Il fenomeno shin-hanga ci parla dell’ennesima negoziazione tra una cultura estremamente coerente come quella giapponese e le suggestioni, possiamo anche dire esotiche, venute dal mondo occidentale. L’esigenza degli artisti giapponesi di riformulare le regole del genere delle ukiyo-e del periodo Edo, modernizzandole, nasce negli ultimi anni dell’Ottocento, subito dopo l’apertura traumatica del Giappone ai contatti con l’Occidente, nel periodo Meiji. Ma è durante gli anni Venti e Trenta del Novecento che si assiste al vero fiorire di questa corrente artistica, in bilico tra tradizione e modernità, tra Occidente e Oriente, e perciò seducente come solo le realtà meticcie sanno essere: da un lato appare uno spazio prospettico all’occidentale, meno astratto e più verista, un uso di colori più brillanti (che a tratti sembra perfino anticipare anime moderni), l’uso del nudo, o di un taglio fotografico che vadano incontro al gusto occidentale, anche tramite vedute notturne e accattivanti di incredibile fascino evocativo; dall’altro lato la permanenza dei grandi soggetti della tradizione delle ukiyo-e, come le belle donne, bijin, o i ritratti dei grandi attori del kabuki, o l’avvicendarsi delle stagioni, che portarono al genere le critiche degli artisti sōsaku-hanga, contraddistinti invece da una vocazione molto più marcata all’originalità e alla sperimentazione.

Gli Shinhanga.

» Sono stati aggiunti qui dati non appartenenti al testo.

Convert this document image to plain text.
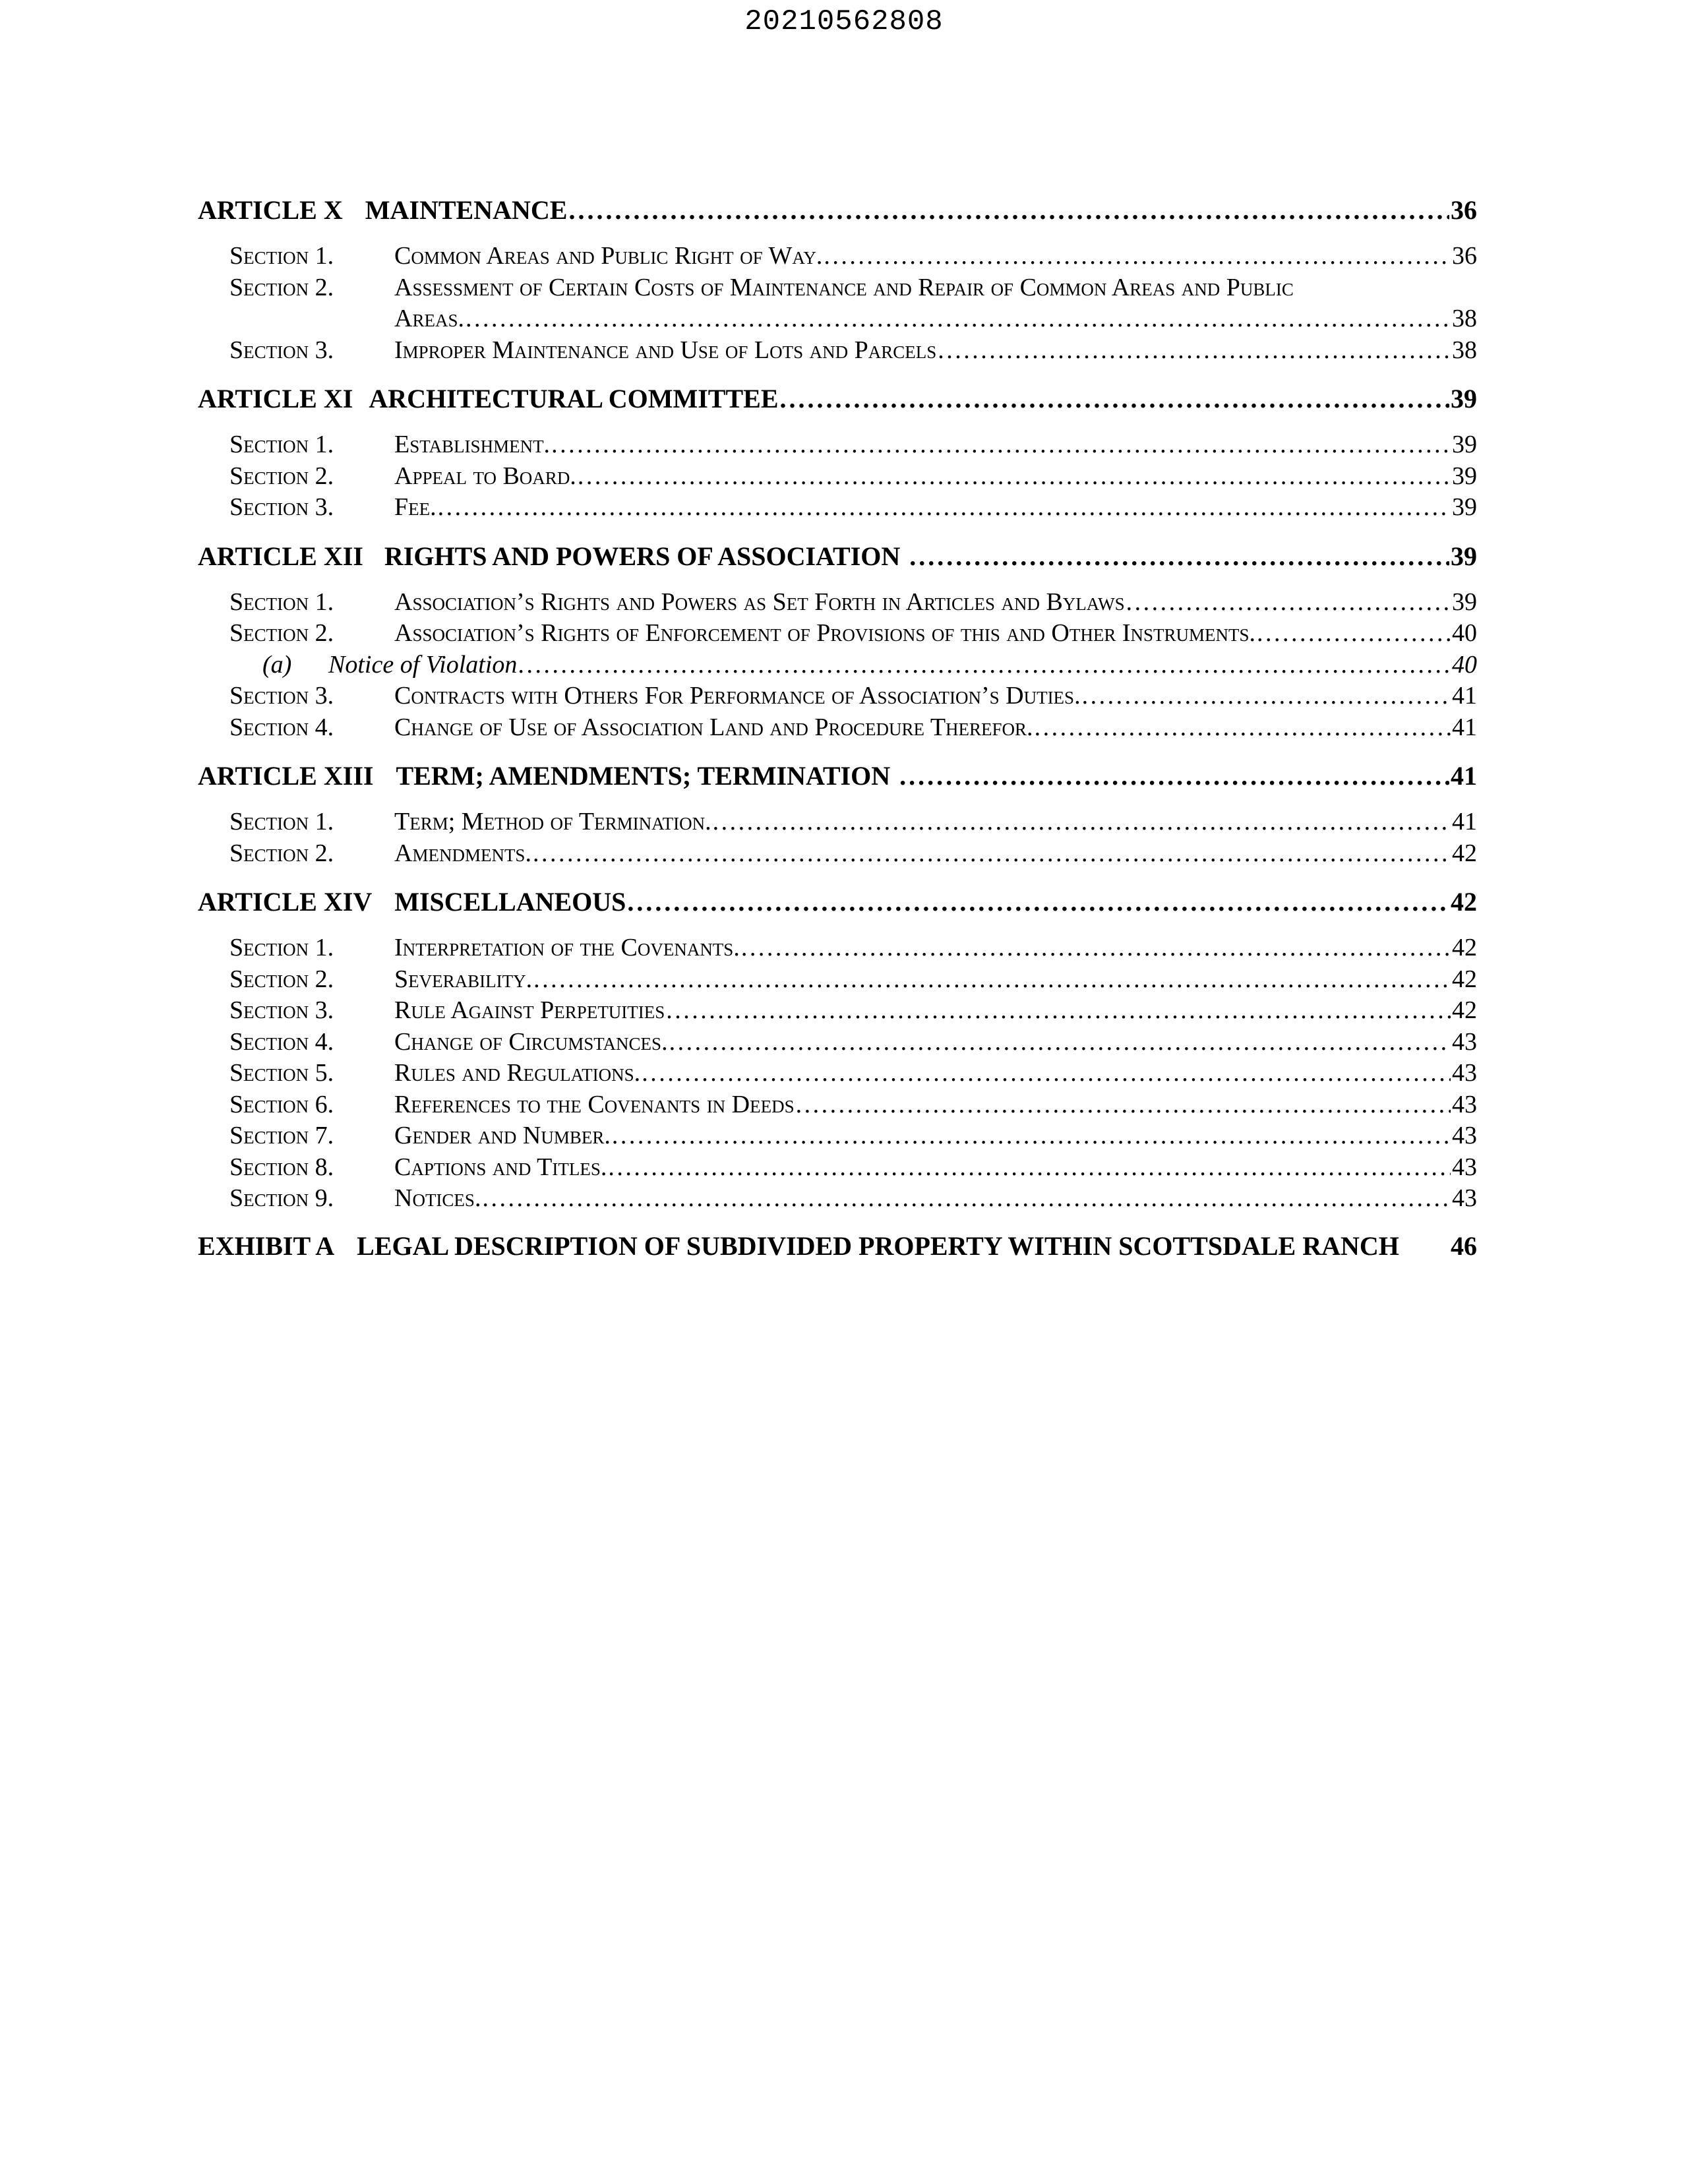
20210562808
ARTICLE X MAINTENANCE . . .	36
Section 1.	Common Areas and Public Right of Way. . . .	36
Section 2.	Assessment of Certain Costs of Maintenance and Repair of Common Areas and Public
Areas. . . .	38
Section 3.	Improper Maintenance and Use of Lots and Parcels . . .	38
ARTICLE XI ARCHITECTURAL COMMITTEE . . .	39
Section 1.	Establishment. . . .	39
Section 2.	Appeal to Board. . . .	39
Section 3.	Fee. . . .	39
ARTICLE XII RIGHTS AND POWERS OF ASSOCIATION . . .	39
Section 1.	Association’s Rights and Powers as Set Forth in Articles and Bylaws . . .	39
Section 2.	Association’s Rights of Enforcement of Provisions of this and Other Instruments. . . .	40
(a)	Notice of Violation . . .	40
Section 3.	Contracts with Others For Performance of Association’s Duties. . . .	41
Section 4.	Change of Use of Association Land and Procedure Therefor. . . .	41
ARTICLE XIII TERM; AMENDMENTS; TERMINATION . . .	41
Section 1.	Term; Method of Termination. . . .	41
Section 2.	Amendments. . . .	42
ARTICLE XIV MISCELLANEOUS . . .	42
Section 1.	Interpretation of the Covenants. . . .	42
Section 2.	Severability. . . .	42
Section 3.	Rule Against Perpetuities . . .	42
Section 4.	Change of Circumstances. . . .	43
Section 5.	Rules and Regulations. . . .	43
Section 6.	References to the Covenants in Deeds . . .	43
Section 7.	Gender and Number. . . .	43
Section 8.	Captions and Titles. . . .	43
Section 9.	Notices. . . .	43
EXHIBIT A LEGAL DESCRIPTION OF SUBDIVIDED PROPERTY WITHIN SCOTTSDALE RANCH	46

Una rivoluzione nelle stampe giapponesi

È poi riflessa, in queste creazioni, una società giapponese inedita e in profonda trasformazione per il massiccio impatto delle novità culturali occidentali: incredibili tanto le vedute di spiagge marine con i bagnanti, essendo la balneazione estiva un’abitudine importata da Occidente ed estranea alla cultura giapponese, quanto il carattere più moderno che assumono i ritratti delle donne (su questo, un interessante approfondimento di Marta Fanasca in catalogo), o le vedute turistiche di monumenti occidentali – si vedano le trasognate vedute di Yoshida Hiroshi dell’Acropoli di Atene o della Sfinge al Cairo. Sembrerebbe in alcuni casi, poi, che si sia fatto il giro, da un Occidente che durante il secondo Ottocento vagheggiava le atmosfere nipponiche, a un Giappone che, diversi decenni dopo, riproponeva con le shin-hanga un immaginario costruito sull’idea estetica più o meno superficiale che l’Occidente stesso, sul Giappone e sull’arte giapponese, si era fatto. E basta osservare certi paesaggi indefiniti diYamamoto Shōun, o la veduta veneziana di Urushibara Yoshijirō, o gli eccezionali notturni di Kawase Hasui, a richiamare il Whistler più brumoso. Ed è di certo strano, scovare con i nostri occhi occidentali, inattesi echi tra le finestre illuminate di notte incise da Kawase, e quell’Empire des lumières cui Magritte lavorava pochi anni dopo, oppure tra le creature marine di Yoshida Tōshi e certe ricerche strattiste (di fatti la ricerca di Yoshida si sviluppò sul margine tra shin-hanga e sōsaku-hanga).